The purpose of this site, like all sites on the Anthropology Blog Network, is to engage in public anthropology while learning. Public anthropology involves addressing issues beyond the discipline of anthropology through direct public conversation with the explicit goal of fostering social change.
Through this blog site, students will summarize readings and provide commentary and critique regarding those readings and summarizing, while placing the authors of the assigned readings and their work within a disciplinary context. We welcome interaction with individuals outside the course, especially the authors of the work we are discussing, who can often provide clarity on issues that puzzle students.
For each class when a reading is due, 1-2 students will be assigned to summarize the reading as a blog post no later than NOON the day before class. Summaries should be between 1-2 typewritten pages (compose in Word then cut and paste) and contain the following elements:
- A one-paragraph biography of the author or authors. Go to their faculty pages and check them out. The authors you will be reading are currently central figures in the study of human biology. This will help everyone put them in context.
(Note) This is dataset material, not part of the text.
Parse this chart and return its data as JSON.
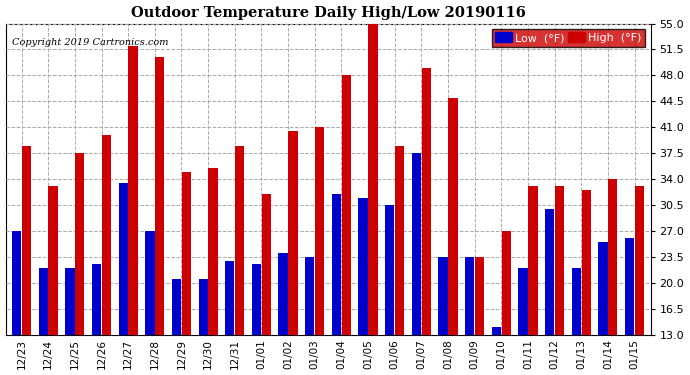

- One-paragraph summarizing the author's research. What projects have they been involved in and what have been the major findings?
- Summarize the article or chapter you have been assigned (be efficient, as everyone will be reading it--don't waste your time essentially rewriting the whole thing).
- Link the material to a broader context (inside or outside the discipline), other things you've learned in anthropology or the UA department, or your own research or opinion. Provide hyperlinks to outside sources (but be sure to explain them).
Everyone else will provide commentary about the reading on that post no later than 6 PM the day before the class. Commentary should use about one paragraph to describe what you found most interesting about the reading and anything that you would like clarified or further explained. Then, propose for discussion at least one concrete, practical example of how the material in this reading might matter to a nonspecialist (think internet news site reader or cable news viewer-–why should they care?). Commentaries need not further summarize the reading but should make it clear that you read and thought about the chapter.